Quoting the Sage of Mecosta that a conservative ought “to preserve a particular people, living in a particular place during a particular time,” Pat Buchanan writes in a recent column that Russell Kirk, “the traditionalist, though not so famous as some of his contemporaries at National Review, is now emerging as perhaps the greatest of that first generation of post-World War II conservatives–in the endurance of his thought.”
It may be true, especially now as virtually every surviving ideology, from Neo-Con imperialists to Keynesian socialists, hits the windshield at 100 mp right before our eyes.
Yet Mr. Buchanan wonders what in America is left to conserve, noting that, ”In order to love one’s country, said Edmund Burke, one’s country ought to be lovely. Is it still? Reid Buckley, brother of Bill, replies, ‘I am obliged to make a public declaration that I cannot love my country. … We are Vile.’”
From the Great Society socialism, to 1960s race-riots, Vietnam and the Permissive Society we are not what we were, Mr.

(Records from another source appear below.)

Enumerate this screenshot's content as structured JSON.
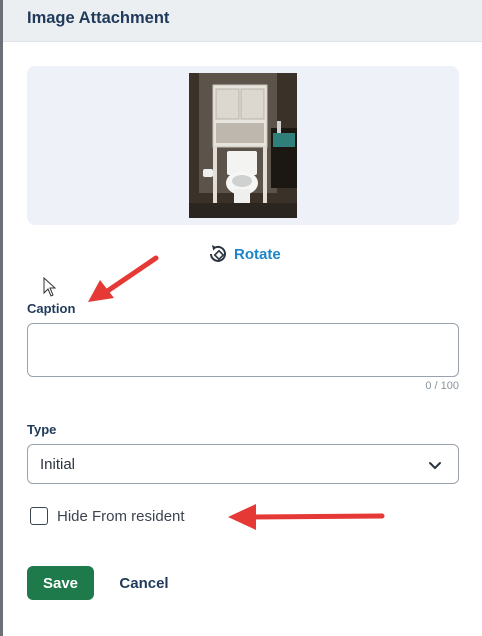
{
  "header": {
    "title": "Image Attachment"
  },
  "preview": {
    "image_name": "bathroom-photo"
  },
  "rotate": {
    "label": "Rotate",
    "icon": "rotate-icon"
  },
  "caption": {
    "label": "Caption",
    "value": "",
    "counter": "0 / 100"
  },
  "type": {
    "label": "Type",
    "selected": "Initial",
    "icon": "chevron-down-icon"
  },
  "hide_from_resident": {
    "label": "Hide From resident",
    "checked": false
  },
  "actions": {
    "save_label": "Save",
    "cancel_label": "Cancel"
  },
  "colors": {
    "primary_button": "#1e7a4a",
    "link": "#1e86c8",
    "heading": "#1f3a5a",
    "annotation_arrow": "#e53935"
  }
}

Buchanan says, wondering what is worth conserving.
With our editors’ permission, may we solicit some essays on what still really exists in America that is worth conserving and what may be, quite frankly, lost to all but memory? (Miss Robison, get out your pencil).
Books on the people and topics discussed in this essay may be found in The Imaginative Conservative Bookstore.
What still exists is a remnant that still reads Kirk, starts classical schools, argues graciously for virtue and manly justice, and attends to the soil. Nobody is more hopeless than I, but we can't not see what remains or there will be no little coals to blow into a flame.
All is not lost yet.
2012, maybe.
""What still exists is a remnant that still reads Kirk, starts classical schools, argues graciously for virtue and manly justice, and attends to the soil. Nobody is more hopeless than I, but we can't not see what remains or there will be no little coals to blow into a flame.
All is not lost yet. " Yes, you are right. We may be down but we are not out yet by a long shot.
There are things that are vile about modern American culture and we are more divided than the period 1917-1965 which was an apogee of American Union and patriotism in modern times.
But I would rather be America than Britain, France, Italy, Spain or Germany. We still have a healthy birthrate a fairly young population and lots of pluses economically. We also have as you said a vital remnant in the heartland which is hardworking, God-fearing and patriotic.
Kirk remains because Kirk was about virtues and about culture. Kirk believed in an American paideia and enduring values and virtues. Kirk will remain interesting, like Cicero, even if the American Commonwealth were to break up or fall. Perhaps that is our destiny as it has been the destiny of many Republics and Empires of old but though the old boy is sagging and has taken a couple of blows he is not down and not out. I still would place my bets on the Colossus of Liberty.
Mr Kern, surely there remains more fertile soil than just what you describe? Where and what might it be? At worst we can hunker down and preserve our inheritance through coming Dark Ages, like the monks in "A Canticle for Leibowitz," have not we more to work with and on a broader canvas?
And I would like to may a comment on Pat Buchanan. He is a beltway Washingtonian. He has no children. He has lived in a bubble most of his life. He doesn't understand immigrants or working people or even the 60's or secular America. He has some deep knowledge about some narrow topics and I think he is a patriot but he doesn't even understand (I think) Russell Kirk (entirely).
Go live in Zimbabwe for a little while if you think there is nothing to conserve here.
The "we are vile" comment came from someone who lives in Manhattan. May I suggest a season in almost any American city under 300,000 people, which includes most cities ans most Americans?
Get a grip, folks.
Good Mr Munro: is it supposedly telling that Mr Buchanan has no children? Maybe as the Catholic Church teaches as possible, God gave him no such vocation. Or if he is married, maybe his lady-wife is barren. Maybe he has one fewer testicle than Hitler in the wartime song. Maybe he had several children but he is so absent-minded that he left them on the bus.
I am no great fan of his either, but it matters when a conservative columnist pulls back out of politics to recognise a thinker. Especially Saint Russell. Good-oh, what?
A Superpower cannot be conservative.
Superpower is the antithesis of conservatism.
We failed to recognize that, or admit it.
Mr. Masty, how did you know I like to physically write out pieces before typing them up?! Great minds, I suppose. I should have read down before commenting on the first piece. What a wonderful prompt! Excellent idea, sharpening now…
And Mr. Kern? If I may, there is goodness within your own postage stamp of soil. One does not need to travel too far to see that. It's the eyes that often deceive, not the place. A classical education is a start, but even the under-educated have something to teach us.